I quickly got dressed and jumped into a taxi to begin my hour-long commute to the foreign ministry. As the taxi pulled up I could see around 100 protestors surrounded by the national security forces (a scary sight of hundreds of men dressed in black and carrying rifles), carrying banners and chanting anti-Israeli and anti-Mubarak slogans. I was proud that the protesters were making clear the fact that it is the government that is standing in the way of Egyptians taking action against Israel – and that a true anti-Israeli protest is not complete without protesting against the current regime.
What I didn’t like was when the chants took on an Islamic tone. I was displeased when the chants began to revolve around Jerusalem being an Islamic city and about the people of Prophet Muhammad (peace be upon him) returning to bring justice to the world.
Aside from the fact that this attitude conflates issues and is not an effective way to build unity or garner support for an international cause, the plight of the Palestinian people and the terrorism perpetrated by Israel is not an Islamic issue. It is an issue of universally agreed upon human rights. It is an issue of a government consistently and regularly violating international law. This is not a cause exclusive to Muslims, nor is it the only cause Muslims should support. This is a humanitarian cause.
This is not to say that my Islamic identity is separate from political opinions. Quite the contrary. My motivations for defending this cause stem from my understanding of Islamic teachings that tells me that justice is more important than peace, and that standing up against tyranny is one of the greatest things you can ever do as a Muslim.
There is a hadith (a saying or tradition by Prophet Muhammad) that says “Support your brother whether oppressor or oppressed”. The Prophet’s Companions responded saying they knew how to support an oppressed brother, but how could they possibly support an oppressor?

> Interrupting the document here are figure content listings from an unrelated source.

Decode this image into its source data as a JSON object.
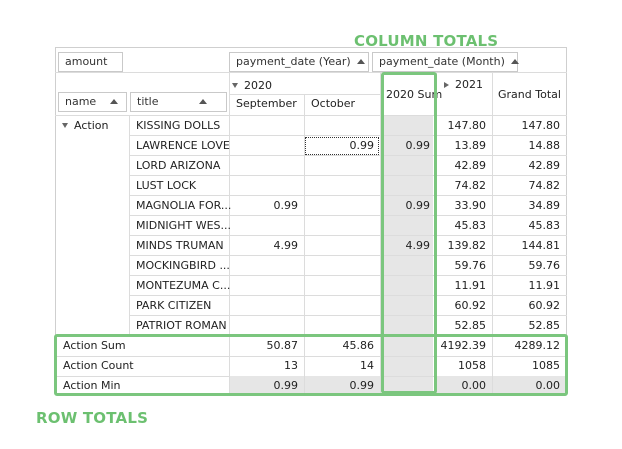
{
  "callouts": {
    "column_totals": "COLUMN TOTALS",
    "row_totals": "ROW TOTALS"
  },
  "fields": {
    "data_field": "amount",
    "column_field_year": "payment_date (Year)",
    "column_field_month": "payment_date (Month)",
    "row_field_name": "name",
    "row_field_title": "title"
  },
  "headers": {
    "year_2020": "2020",
    "month_september": "September",
    "month_october": "October",
    "sum_2020": "2020 Sum",
    "year_2021": "2021",
    "grand_total": "Grand Total"
  },
  "group_label": "Action",
  "rows": [
    {
      "title": "KISSING DOLLS",
      "sep": "",
      "oct": "",
      "sum2020": "",
      "y2021": "147.80",
      "total": "147.80"
    },
    {
      "title": "LAWRENCE LOVE",
      "sep": "",
      "oct": "0.99",
      "sum2020": "0.99",
      "y2021": "13.89",
      "total": "14.88"
    },
    {
      "title": "LORD ARIZONA",
      "sep": "",
      "oct": "",
      "sum2020": "",
      "y2021": "42.89",
      "total": "42.89"
    },
    {
      "title": "LUST LOCK",
      "sep": "",
      "oct": "",
      "sum2020": "",
      "y2021": "74.82",
      "total": "74.82"
    },
    {
      "title": "MAGNOLIA FOR...",
      "sep": "0.99",
      "oct": "",
      "sum2020": "0.99",
      "y2021": "33.90",
      "total": "34.89"
    },
    {
      "title": "MIDNIGHT WES...",
      "sep": "",
      "oct": "",
      "sum2020": "",
      "y2021": "45.83",
      "total": "45.83"
    },
    {
      "title": "MINDS TRUMAN",
      "sep": "4.99",
      "oct": "",
      "sum2020": "4.99",
      "y2021": "139.82",
      "total": "144.81"
    },
    {
      "title": "MOCKINGBIRD ...",
      "sep": "",
      "oct": "",
      "sum2020": "",
      "y2021": "59.76",
      "total": "59.76"
    },
    {
      "title": "MONTEZUMA C...",
      "sep": "",
      "oct": "",
      "sum2020": "",
      "y2021": "11.91",
      "total": "11.91"
    },
    {
      "title": "PARK CITIZEN",
      "sep": "",
      "oct": "",
      "sum2020": "",
      "y2021": "60.92",
      "total": "60.92"
    },
    {
      "title": "PATRIOT ROMAN",
      "sep": "",
      "oct": "",
      "sum2020": "",
      "y2021": "52.85",
      "total": "52.85"
    }
  ],
  "totals": [
    {
      "label": "Action Sum",
      "sep": "50.87",
      "oct": "45.86",
      "sum2020": "",
      "y2021": "4192.39",
      "total": "4289.12"
    },
    {
      "label": "Action Count",
      "sep": "13",
      "oct": "14",
      "sum2020": "",
      "y2021": "1058",
      "total": "1085"
    },
    {
      "label": "Action Min",
      "sep": "0.99",
      "oct": "0.99",
      "sum2020": "",
      "y2021": "0.00",
      "total": "0.00"
    }
  ],
  "colors": {
    "callout_green": "#6cc070",
    "gray_cell": "#e6e6e6",
    "grid_line": "#dcdcdc"
  }
}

Prophet Muhammad responded: “By preventing him from oppressing others”. There is another hadith that says “the best jihad is to speak the truth before a tyrant ruler” .
It is these Islamic teachings that tells me that apathy towards the Palestinian cause is a crime. It is those same teachings that that tell me that apathy towards the plight of the Haitian people is a crime, as is apathy towards the many injustices being committed around the world.
But these are my personal motivations. Many of those who fight for the sake of justice draw motivation from different sources, whether that be their own religious teachings or a purely secular belief in universal ethics.
In learning how to react to public injustice individually, I encourage Muslims to turn to their Islamic teachings to provide motivation, inspiration, and courage. But in fighting these battles in the public arena, we must understand that a public injustice is an international cause, and must be fought for as such.